DiMaria introduced me to many of his celebrity friends, and many I met through other people. I was introduced by mutual friends to Marilyn Monroe in Harolds Club in Reno in the early sixties – right after she and Clark Gable finished filming The Misfits. No, I missed meeting Clark Gable, which would have been double cool. I met Jackie Gleason at the Christmas Tree, as well as Ella Fitzgerald. On at least two occasions I sang with The Kingston Trio – Sloop John B., Tiajuana Jail – at the Christmas Tree.

Enough for background.

Something else hard to believe:  I was introduced to Sinatra by Bill Harrah, the owner of Harrah’s Stateline Gambling Casino, with whom I was breakfasting.  I bartended the graveyard shift at Stateline and often encountered Harrah, who usually took his first meal of the day on a couch in the front of the casino. He liked to look out on the morning traffic while he sipped coffee in his bathrobe. He always invited me to join him, for company – we were both pretty heavy fans of college basketball.  (Bill Harrah also owned one of the most extensive  antique car collections on the West Coast – which he sold later, when authorities (I don’t know which) forced him to license them all!) He took me to see them; I was never so in awe of a collection of anything in my life. Those cars were absolutely amazing!

Anyway, Harrah introduced me to Sinatra. (He would later introduce me to Sammy Davis Jr. at the same place.) The three of us chatted and drank Harrah’s coffee, while we smoked cigarettes inside a public place (how about that, huh?). When it became obvious the two had things to discuss that didn’t involve me, I split and went home. My next encounter with the man was at the Cal-Neva Club, where I had gone with Jim DiMaria and Frankie Laine. (This club was then owned by the Mafia. Sam Giancana, Chicago Mafia boss, one mean-looking sob, and a pal of Sinatra was pointed out to me, though I must admit, I was never sure it was really him. There is some interesting mob history in the place; google it for more details).)  I was again introduced to the Great One, and subsequently ignored.  (In fairness, this occurred shortly after Sinatra’s son, Frank Jr. was kidnapped in the fall of 1963; I imagine it was a stressful time for him.)

Whatever my motivation , I was ever a fervent fan of Sinatra. Yeah, I could listen to his music – why not? it was good stuff – but I was a product of the sixties. Give me Elvis, Jefferson Airplane, Bob Dillon. I was also into country music and was a huge fan of Merle Haggard and had been a fan of the great  Johnny Horton before his untimely death in 1960.

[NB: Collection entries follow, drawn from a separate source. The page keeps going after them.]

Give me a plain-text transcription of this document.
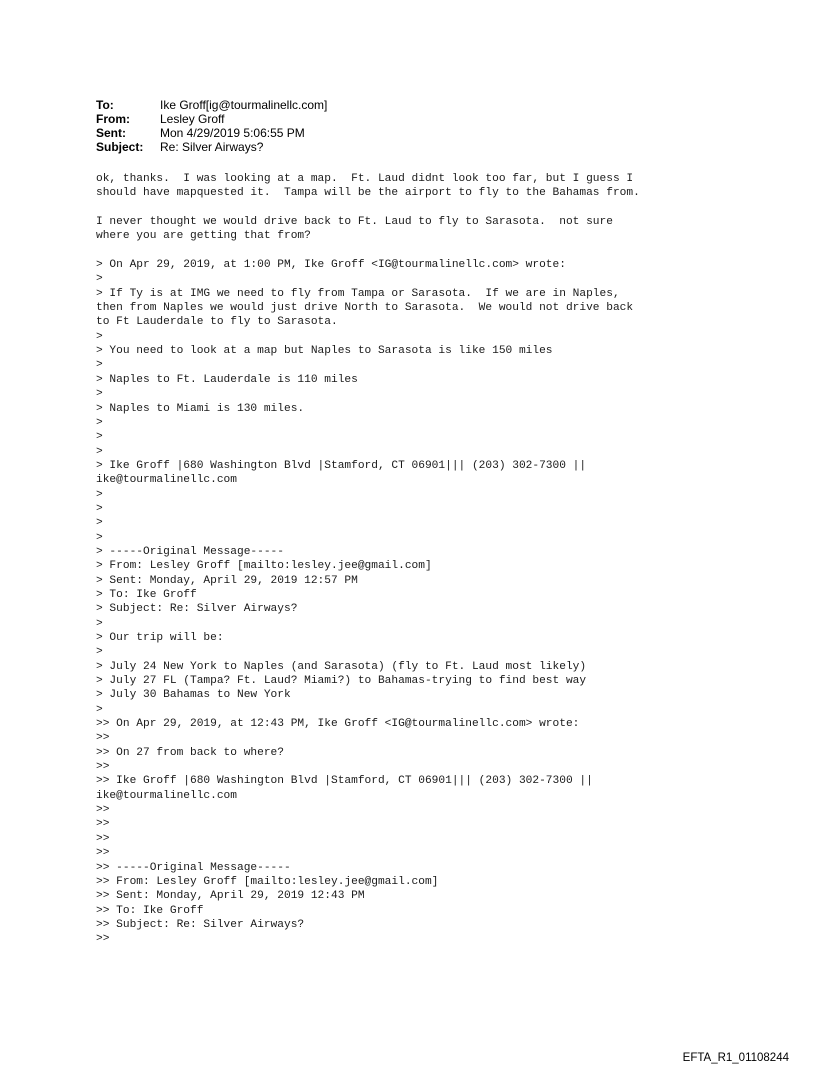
To:	Ike Groff[ig@tourmalinellc.com]
From:	Lesley Groff
Sent:	Mon 4/29/2019 5:06:55 PM
Subject:	Re: Silver Airways?
ok, thanks.  I was looking at a map.  Ft. Laud didnt look too far, but I guess I
should have mapquested it.  Tampa will be the airport to fly to the Bahamas from.
I never thought we would drive back to Ft. Laud to fly to Sarasota.  not sure
where you are getting that from?
> On Apr 29, 2019, at 1:00 PM, Ike Groff <IG@tourmalinellc.com> wrote:
>
> If Ty is at IMG we need to fly from Tampa or Sarasota.  If we are in Naples,
then from Naples we would just drive North to Sarasota.  We would not drive back
to Ft Lauderdale to fly to Sarasota.
>
> You need to look at a map but Naples to Sarasota is like 150 miles
>
> Naples to Ft. Lauderdale is 110 miles
>
> Naples to Miami is 130 miles.
>
>
>
> Ike Groff |680 Washington Blvd |Stamford, CT 06901||| (203) 302-7300 ||
ike@tourmalinellc.com
>
>
>
>
> -----Original Message-----
> From: Lesley Groff [mailto:lesley.jee@gmail.com]
> Sent: Monday, April 29, 2019 12:57 PM
> To: Ike Groff
> Subject: Re: Silver Airways?
>
> Our trip will be:
>
> July 24 New York to Naples (and Sarasota) (fly to Ft. Laud most likely)
> July 27 FL (Tampa? Ft. Laud? Miami?) to Bahamas-trying to find best way
> July 30 Bahamas to New York
>
>> On Apr 29, 2019, at 12:43 PM, Ike Groff <IG@tourmalinellc.com> wrote:
>>
>> On 27 from back to where?
>>
>> Ike Groff |680 Washington Blvd |Stamford, CT 06901||| (203) 302-7300 ||
ike@tourmalinellc.com
>>
>>
>>
>>
>> -----Original Message-----
>> From: Lesley Groff [mailto:lesley.jee@gmail.com]
>> Sent: Monday, April 29, 2019 12:43 PM
>> To: Ike Groff
>> Subject: Re: Silver Airways?
>>
EFTA_R1_01108244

Even when I moved to NYC in the late sixties and there were Sinatra fans everywhere one turned, I remained distant. I remember remarking to a co-worker in the deli in which I worked that I didn’t think Sinatra sang all that well. My middle-aged compadre put it all in prospective when he said, “It’s all in the way he puts his songs across.” That I could see all right. Trouble is that by this time I was more and more into country.

 It wasn’t until Ole Blue Eyes passed in 1998 that I became a fan of his music.